Markus Gross1,2,📧Aya Fahmy1Danit Niwattananan2Dominik Muhle2Rui Song1,2Daniel Cremers 2Henri Meeß1

1 Fraunhofer IVI,      2 TU Munich

Neural Information Processing Systems (NeurIPS) 2025

Project   arXiv   NeurIPS 2025

IPFormer intro

🚀 News

  • [2025/11]: Code released
  • [2025/10]: Project page online
  • [2025/09]: IPFormer accepted at NeurIPS 2025
  • [2025/06]: Paper preprint available on arXiv

💡 Introduction

We present IPFormer, the first method that leverages context-adaptive instance proposals at train and test time to address vision-based 3D Panoptic Scene Completion. Recent Transformer-based 3D vision approaches like DETR or Symphonies utilize a fixed set of learned queries to represent objects within the scene volume. Although these queries are typically updated with image context during training, they remain static at test time, limiting their ability to dynamically adapt specifically to the observed scene. To overcome this limitation, IPFormer initializes these static, non-adaptiv queries as instance proposals, which are adaptively derived from image context at both train and test time. Extensive experimental results show that our method achieves state-of-the-art in-domain performance, exhibits superior zero-shot generalization on out-of-domain data, and offers a runtime reduction exceeding 14x. Check the IPFormer YouTube Video for full explanation incl. audio.

IPFormer intro

⚙️ Environment Setup

1. Setup Script

Follow install.md

📁 Datasets

Follow dataset.md to process and structure them correctly.


📋 Download Checkpoints

We use three pretrained models:

  1. MobileStereoNetV2 depth estimation model used for lifting 2D to 3D
  2. EfficientNet image backbone for image feature extraction
  3. CGFormer's pretrained depth refinement module

Create the necessary directories and get the checkpoints as follows:

# Create required folders
mkdir pretrain
mkdir ckpts

# Depth refinement module
cd pretrain
wget https://github.com/markus-42/IPFormer/releases/download/v1.0.0/pretrain_geodepth.pth
cd ..
# Image backbone and geodepth weights
cd ckpts
wget https://github.com/markus-42/IPFormer/releases/download/v1.0.0/efficientnet-b7_3rdparty_8xb32-aa_in1k_20220119-bf03951c.pth
wget https://github.com/markus-42/IPFormer/releases/download/v1.0.0/swin_tiny_patch4_window7_224.pth
wget https://github.com/markus-42/IPFormer/releases/download/v1.0.0/ipformer_semkitti_v1.0.0.part_aa
wget https://github.com/markus-42/IPFormer/releases/download/v1.0.0/ipformer_semkitti_v1.0.0.part_ab
cat ipformer_semkitti_v1.0.0.part_* > ipformer_semkitti.ckpt

💪 Training

Our framework follows a dual-head, two-stage pipeline: The first stage and its corresponding head addresses Semantic Scene Completion (SSC), effectively guiding the latent space towards geometry and semantics. The second training stage and its corresponging head registers individual instances, addressing full Panoptic Scene Completion (PSC).

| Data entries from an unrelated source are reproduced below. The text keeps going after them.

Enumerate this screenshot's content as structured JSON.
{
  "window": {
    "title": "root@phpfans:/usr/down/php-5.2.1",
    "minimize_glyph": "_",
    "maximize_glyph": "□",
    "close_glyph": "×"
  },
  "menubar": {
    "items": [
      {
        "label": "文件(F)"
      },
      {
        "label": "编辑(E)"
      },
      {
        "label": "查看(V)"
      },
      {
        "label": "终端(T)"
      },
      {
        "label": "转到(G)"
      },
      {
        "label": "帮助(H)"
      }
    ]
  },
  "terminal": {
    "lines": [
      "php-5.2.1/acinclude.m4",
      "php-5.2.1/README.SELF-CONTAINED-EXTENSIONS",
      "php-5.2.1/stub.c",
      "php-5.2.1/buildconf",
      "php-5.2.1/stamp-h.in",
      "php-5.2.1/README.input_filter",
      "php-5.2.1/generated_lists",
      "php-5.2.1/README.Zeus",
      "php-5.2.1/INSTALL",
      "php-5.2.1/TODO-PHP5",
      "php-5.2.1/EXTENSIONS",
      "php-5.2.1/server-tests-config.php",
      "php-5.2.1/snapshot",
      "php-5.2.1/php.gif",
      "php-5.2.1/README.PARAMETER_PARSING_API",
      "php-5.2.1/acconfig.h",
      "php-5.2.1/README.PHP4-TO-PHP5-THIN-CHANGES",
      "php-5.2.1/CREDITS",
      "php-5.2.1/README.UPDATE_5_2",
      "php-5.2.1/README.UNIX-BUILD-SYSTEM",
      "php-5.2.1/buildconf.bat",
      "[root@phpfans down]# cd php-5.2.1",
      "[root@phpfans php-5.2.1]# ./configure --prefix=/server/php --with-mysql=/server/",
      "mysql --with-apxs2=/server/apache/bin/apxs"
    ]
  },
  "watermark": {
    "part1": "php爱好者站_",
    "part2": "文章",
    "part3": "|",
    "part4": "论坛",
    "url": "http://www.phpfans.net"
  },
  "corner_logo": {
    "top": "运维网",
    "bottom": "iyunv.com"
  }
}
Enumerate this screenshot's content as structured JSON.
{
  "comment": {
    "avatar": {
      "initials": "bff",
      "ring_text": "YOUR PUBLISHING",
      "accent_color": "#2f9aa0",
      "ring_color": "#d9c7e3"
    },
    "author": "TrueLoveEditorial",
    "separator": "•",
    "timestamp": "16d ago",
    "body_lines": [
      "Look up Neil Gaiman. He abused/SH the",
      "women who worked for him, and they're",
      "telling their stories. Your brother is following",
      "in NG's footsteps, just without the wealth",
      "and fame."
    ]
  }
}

First, run Stage 1 (SSC-only) to pretrain the semantic branch:

python train_stage1.py \
  --config_path ./configs/IPFormer_config.py \
  --log_folder IPFormer_SemanticKITTI \
  --seed 7240 \
  --log_every_n_steps 100

After Stage 1 finishes and the checkpoint is saved, continue with Stage 2 (full PSC):

python train_stage2.py \
  --config_path ./configs/IPFormer_config.py \
  --log_folder IPFormer_SemanticKITTI \
  --seed 7240 \
  --log_every_n_steps 100

🔢 Evaluation

To evaluate a trained checkpoint directly:

python eval.py \
  --config_path ./configs/IPFormer_config.py \
  --ckpt_path ./ckpts/ipformer_semkitti.ckpt \
  --output_dir ./outputs/
  --measure_time

🙏 Acknowledgements

We build upon and thank the following projects:

If your work has been missed, please contact us and we will be happy to include it.


📜 Citation

If IPFormer has contributed to your work, we would appreciate citing our paper and giving the repository a star.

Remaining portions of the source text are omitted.